While our optimization might have made the codebase more efficient, it's also made the code more inconsistent and confusing. I can tell you from experience that nothing is worse than dealing with a legacy codebase with numerous random design patterns.
The point of all this is that we need to understand the message and story that a codebase is trying to tell. We’re all human people writing human solutions. There are bound to be errors, perks, and quirks to our approaches.
The Best Algorithms Hardly Ever Change
I remember hearing a talk about legacy code by Micheal Feathers a few years ago. In a video of the talk, he shows a piece of code and asks: “What would you change? What’s wrong with it?” The whole ruse is that Micheal is showing us a piece of code that’s been in production for twelve years with little to no error. The code is suspiciously normal, so we think something needs to change about it.

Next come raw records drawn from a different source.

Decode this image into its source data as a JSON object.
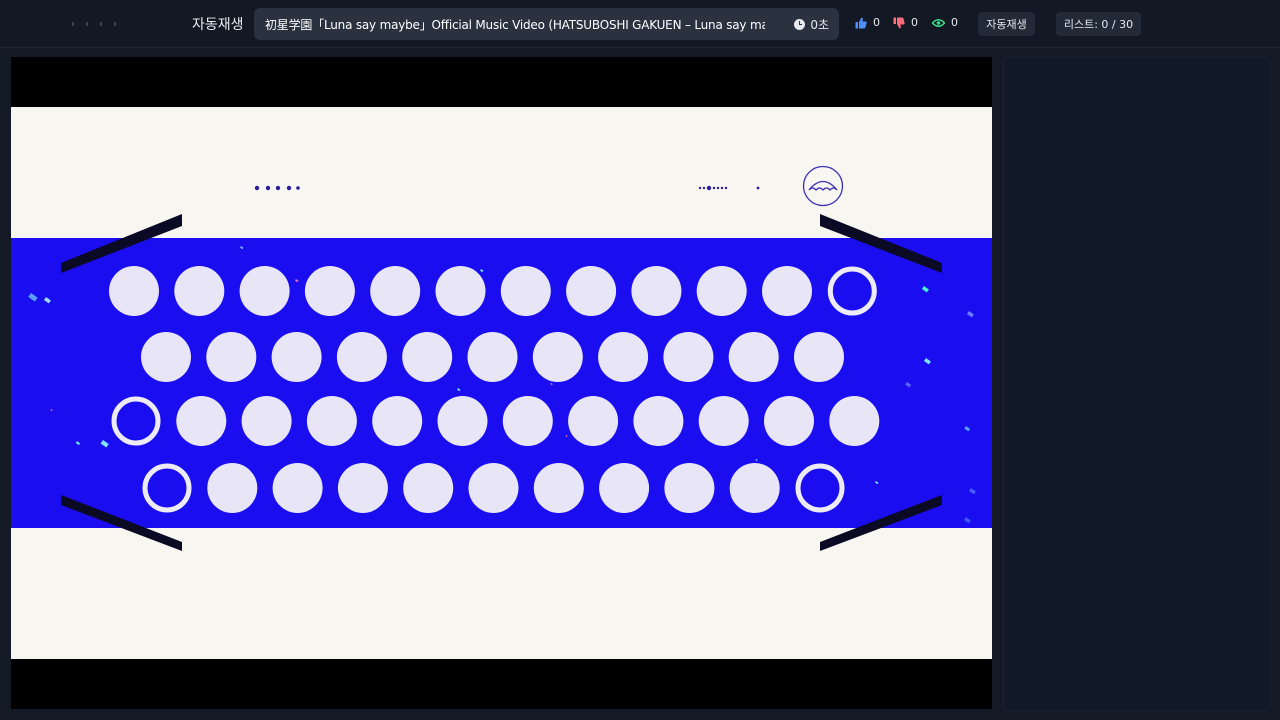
{
  "header": {
    "autoplay_title": "자동재생",
    "video_title": "初星学園「Luna say maybe」Official Music Video (HATSUBOSHI GAKUEN – Luna say maybe)",
    "timer": "0초",
    "likes": "0",
    "dislikes": "0",
    "views": "0",
    "autoplay_button": "자동재생",
    "playlist_counter": "리스트: 0 / 30"
  },
  "colors": {
    "background": "#131a26",
    "accent_like": "#4f8cff",
    "accent_dislike": "#ff6b7a",
    "accent_view": "#3ddc84",
    "video_blue": "#1a0ef0",
    "video_cream": "#f8f6f1"
  },
  "icons": {
    "clock": "clock-icon",
    "like": "thumbs-up-icon",
    "dislike": "thumbs-down-icon",
    "view": "eye-icon"
  }
}
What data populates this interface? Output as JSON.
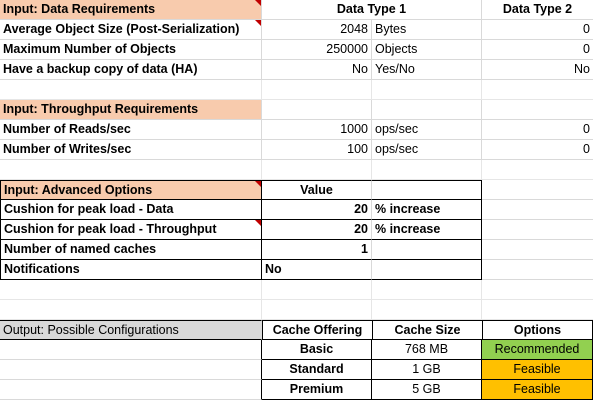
{
  "data_req": {
    "header": "Input: Data Requirements",
    "type1_header": "Data Type 1",
    "type2_header": "Data Type 2",
    "rows": [
      {
        "label": "Average Object Size (Post-Serialization)",
        "v1": "2048",
        "unit": "Bytes",
        "v2": "0"
      },
      {
        "label": "Maximum Number of Objects",
        "v1": "250000",
        "unit": "Objects",
        "v2": "0"
      },
      {
        "label": "Have a backup copy of data (HA)",
        "v1": "No",
        "unit": "Yes/No",
        "v2": "No"
      }
    ]
  },
  "throughput_req": {
    "header": "Input: Throughput Requirements",
    "rows": [
      {
        "label": "Number of Reads/sec",
        "v1": "1000",
        "unit": "ops/sec",
        "v2": "0"
      },
      {
        "label": "Number of Writes/sec",
        "v1": "100",
        "unit": "ops/sec",
        "v2": "0"
      }
    ]
  },
  "advanced": {
    "header": "Input: Advanced Options",
    "value_header": "Value",
    "rows": [
      {
        "label": "Cushion for peak load - Data",
        "value": "20",
        "unit": "% increase"
      },
      {
        "label": "Cushion for peak load - Throughput",
        "value": "20",
        "unit": "% increase"
      },
      {
        "label": "Number of named caches",
        "value": "1",
        "unit": ""
      },
      {
        "label": "Notifications",
        "value": "No",
        "unit": ""
      }
    ]
  },
  "output": {
    "header": "Output: Possible Configurations",
    "col_offering": "Cache Offering",
    "col_size": "Cache Size",
    "col_options": "Options",
    "rows": [
      {
        "offering": "Basic",
        "size": "768 MB",
        "option": "Recommended",
        "color": "#92d050"
      },
      {
        "offering": "Standard",
        "size": "1 GB",
        "option": "Feasible",
        "color": "#ffc000"
      },
      {
        "offering": "Premium",
        "size": "5 GB",
        "option": "Feasible",
        "color": "#ffc000"
      }
    ]
  }
}
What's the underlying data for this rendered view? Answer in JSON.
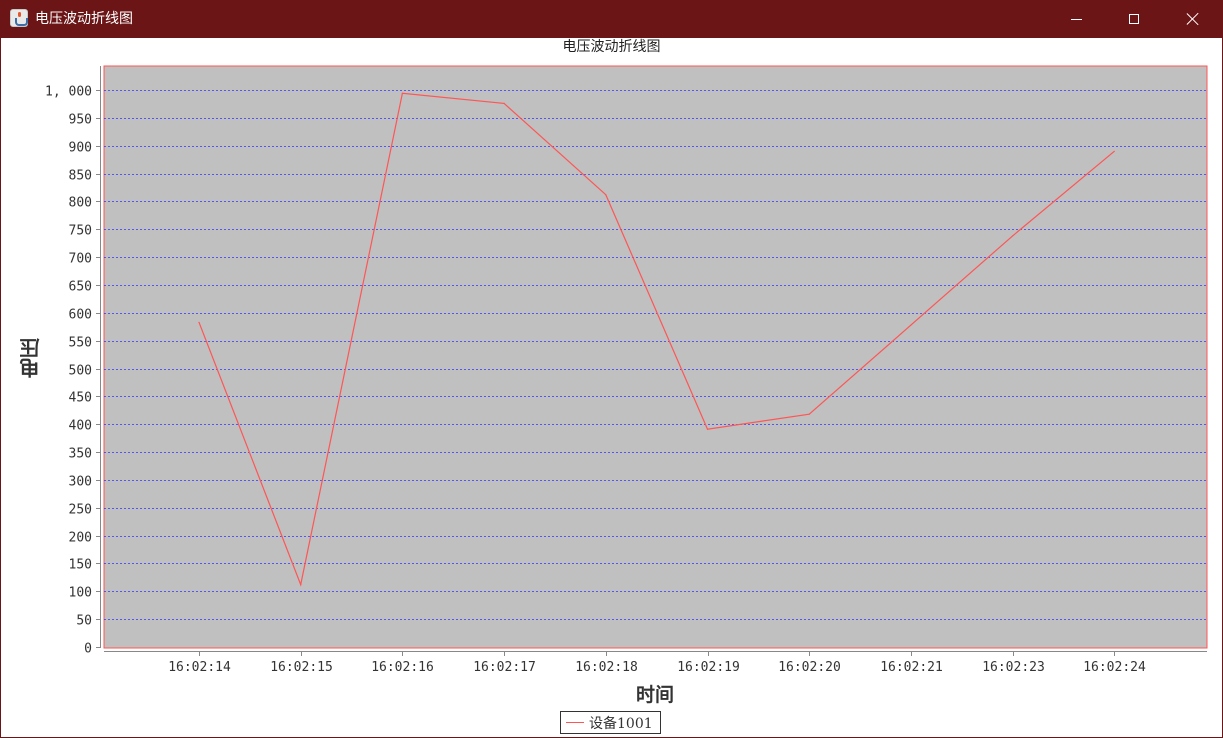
{
  "window": {
    "title": "电压波动折线图",
    "minimize_icon": "minimize-icon",
    "maximize_icon": "maximize-icon",
    "close_icon": "close-icon",
    "frame_color": "#6b1517"
  },
  "chart_data": {
    "type": "line",
    "title": "电压波动折线图",
    "xlabel": "时间",
    "ylabel": "电压",
    "categories": [
      "16:02:14",
      "16:02:15",
      "16:02:16",
      "16:02:17",
      "16:02:18",
      "16:02:19",
      "16:02:20",
      "16:02:21",
      "16:02:23",
      "16:02:24"
    ],
    "series": [
      {
        "name": "设备1001",
        "color": "#ff5555",
        "values": [
          583,
          112,
          994,
          976,
          812,
          391,
          418,
          578,
          738,
          890
        ]
      }
    ],
    "ylim": [
      0,
      1000
    ],
    "yticks": [
      0,
      50,
      100,
      150,
      200,
      250,
      300,
      350,
      400,
      450,
      500,
      550,
      600,
      650,
      700,
      750,
      800,
      850,
      900,
      950,
      1000
    ],
    "ytick_labels": [
      "0",
      "50",
      "100",
      "150",
      "200",
      "250",
      "300",
      "350",
      "400",
      "450",
      "500",
      "550",
      "600",
      "650",
      "700",
      "750",
      "800",
      "850",
      "900",
      "950",
      "1, 000"
    ],
    "grid": true,
    "grid_color": "#3333ff",
    "plot_background": "#c0c0c0",
    "legend_position": "bottom-center"
  }
}
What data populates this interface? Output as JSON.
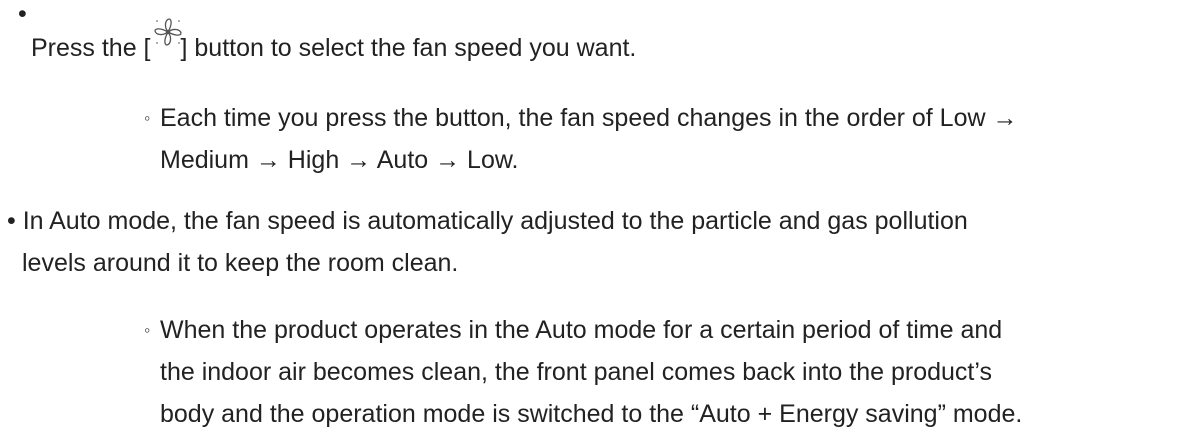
{
  "items": [
    {
      "bullet": "•",
      "text_before": "Press the [",
      "icon": "fan-icon",
      "text_after": "] button to select the fan speed you want."
    },
    {
      "bullet": "◦",
      "lines": [
        "Each time you press the button, the fan speed changes in the order of Low →",
        "Medium → High → Auto → Low."
      ]
    },
    {
      "bullet": "•",
      "lines": [
        "In Auto mode, the fan speed is automatically adjusted to the particle and gas pollution",
        "levels around it to keep the room clean."
      ]
    },
    {
      "bullet": "◦",
      "lines": [
        "When the product operates in the Auto mode for a certain period of time and",
        "the indoor air becomes clean, the front panel comes back into the product’s",
        "body and the operation mode is switched to the “Auto + Energy saving” mode."
      ]
    }
  ]
}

One of the biggest things that we often do with legacy code is always think that we need to completely change it. That’s why the empathy and understanding I've mentioned is so important.
We have to accept that we’re likely not the best person or team ever to come across this code. We’re going to make it better only if we understand where it came from. However, sometimes the best thing we can do with a piece of code is leave it alone or make really minimal changes.
Furthermore, legacy codebases are kind of like hardened clay in a lot of ways. With water, heat, and enough molding, we can help shape it into something different. However, it's a lot harder to make a change, and the changes will drastically effect how people have viewed or experienced it. Since we often didn’t build any or all of the codebase, we don’t ever fully understand the consequences of our changes or fixes. This is what makes refactoring legacy code a bit more dangerous than normal.
The need for a refactor may be absolutely necessary. However, we should approach it with extra caution as our new versions and takes on algorithms might be lacking the robust support of their ancestor.
Moving Forward
Using empathy to approach a legacy codebase by documenting, testing, and learning about the history of a legacy codebase will help us understand what exactly we should do to it. Some algorithms are best left unchanged. Others need to be changed but need to belong to the same consistent design patterns of the application.
By building more clear and consistent improvements to a legacy codebase, we leave it better than we found it. Maybe someday we'll find others having great joy with working within it!